Asociación de Canalistas Sociedad del Canal de Maipo
Une structure de droit privée née avec le Code de l’eau chilien, puis une filiale boursière : l’ensemble qui relie Asociación de Canalistas Sociedad del Canal de Maipo à Eléctrica Puntilla incarne l’hypothèque politique du « vert » lorsque le débit négocie tout — irrigation, ville, courant — dans un bassin où la communauté d’irrigation et les autorités…

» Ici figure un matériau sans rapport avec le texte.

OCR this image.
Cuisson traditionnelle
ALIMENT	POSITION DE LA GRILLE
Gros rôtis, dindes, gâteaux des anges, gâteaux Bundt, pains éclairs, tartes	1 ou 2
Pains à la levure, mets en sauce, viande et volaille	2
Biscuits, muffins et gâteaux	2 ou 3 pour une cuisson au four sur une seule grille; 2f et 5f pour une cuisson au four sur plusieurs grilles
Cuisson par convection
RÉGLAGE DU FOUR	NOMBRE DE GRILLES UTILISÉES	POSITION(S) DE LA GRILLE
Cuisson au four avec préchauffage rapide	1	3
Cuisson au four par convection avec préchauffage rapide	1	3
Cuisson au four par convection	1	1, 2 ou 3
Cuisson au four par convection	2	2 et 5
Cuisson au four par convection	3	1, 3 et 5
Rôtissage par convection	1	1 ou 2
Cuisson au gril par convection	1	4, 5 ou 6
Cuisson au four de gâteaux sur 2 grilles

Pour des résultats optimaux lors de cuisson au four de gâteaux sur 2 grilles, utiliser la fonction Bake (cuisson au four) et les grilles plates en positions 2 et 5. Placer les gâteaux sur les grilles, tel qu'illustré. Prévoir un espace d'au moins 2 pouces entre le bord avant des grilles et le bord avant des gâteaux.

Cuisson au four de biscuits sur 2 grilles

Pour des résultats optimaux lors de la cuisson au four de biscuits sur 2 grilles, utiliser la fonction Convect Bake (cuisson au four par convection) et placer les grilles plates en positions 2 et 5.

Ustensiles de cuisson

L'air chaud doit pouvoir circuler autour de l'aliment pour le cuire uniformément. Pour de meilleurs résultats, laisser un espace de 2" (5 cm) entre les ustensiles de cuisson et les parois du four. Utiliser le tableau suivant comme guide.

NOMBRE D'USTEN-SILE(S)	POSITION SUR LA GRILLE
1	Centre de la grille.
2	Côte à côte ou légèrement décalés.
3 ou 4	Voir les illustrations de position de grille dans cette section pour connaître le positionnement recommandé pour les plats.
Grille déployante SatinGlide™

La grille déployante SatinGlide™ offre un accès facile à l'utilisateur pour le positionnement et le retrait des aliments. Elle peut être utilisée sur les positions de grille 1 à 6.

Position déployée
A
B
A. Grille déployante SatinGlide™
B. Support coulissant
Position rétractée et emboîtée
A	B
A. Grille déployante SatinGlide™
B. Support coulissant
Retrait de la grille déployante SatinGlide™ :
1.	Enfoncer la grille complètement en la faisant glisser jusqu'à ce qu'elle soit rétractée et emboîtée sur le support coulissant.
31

À propos de Asociación de Canalistas Sociedad del Canal de Maipo
1. Modèle économique
L’entité visée par le titre correspond, selon les publications de marché et la documentation des canalistes, à l’actionnariat majoritaire (souvent évoqué autour de 80 % du capital, direct et indirect) d’Eléctrica Puntilla S.A., filiale cotée qui monétise des centrales hydroélectriques de pasada et un pipeline de développement sur le SIC (système interconnecté central). Les revenus consistent essentiellement à vendre de l’électricité renouvelable ; le risque opérationnel est celui du débit disponible et des contraintes de partage avec l’irrigation et l’alimentation en eau des agglomérations. Sur neuf mois clos au 30 septembre 2025, Puntilla affiche des revenus de 9 470,84 millions CLP contre 8 185,62 millions CLP un an plus tôt, et un bénéfice net de 3 279,94 millions CLP contre 2 346,21 millions CLP sur la même période 2024 (communiqué de résultats). L’effectif précis de la structure « Asociación de Canalistas… » n’a pas été trouvé dans les extraits publics consultés ; en revanche la Sociedad del Canal de Maipo indique un maillage de 308 km de canaux sur 29 communes de la région métropolitaine (présentation organisation), et des campagnes de maintenance mobilisant plus de 300 travailleurs pour la coupe annuelle (activités).
2. Impact réel
Le parc en service de Puntilla est annoncé à 45,7 MW répartis sur quatre centrales (Puntilla, Itata, Vertientes, El Llano), pour une production moyenne d’environ 222 GWh/an ; 136 MW supplémentaires sont en construction pour le projet Ñuble, visant 620 GWh/an (fiche centrales). Il s’agit d’hydroélectricité « bas carbone » au sens comptable énergétique, mais pas sans empreinte écosystémique : les débits réservés à l’environnement et la connectivité des cours d’eau restent le coeur du débat technique. Le complexe Florida (28,5 MW, 128 GWh/an, facteur de charge indiqué 56 %, actif depuis 1909) illustre la longue durée de l’outil (Nuestras centrales). PPE3 et les fiches ADEME ne s’appliquent pas directement au Chili ; le critère pertinent est la pression hydrique structurelle sur le Maipo, documentée par les instances de bassin, plus qu’un pourcentage d’EnR comparé à un marché européen.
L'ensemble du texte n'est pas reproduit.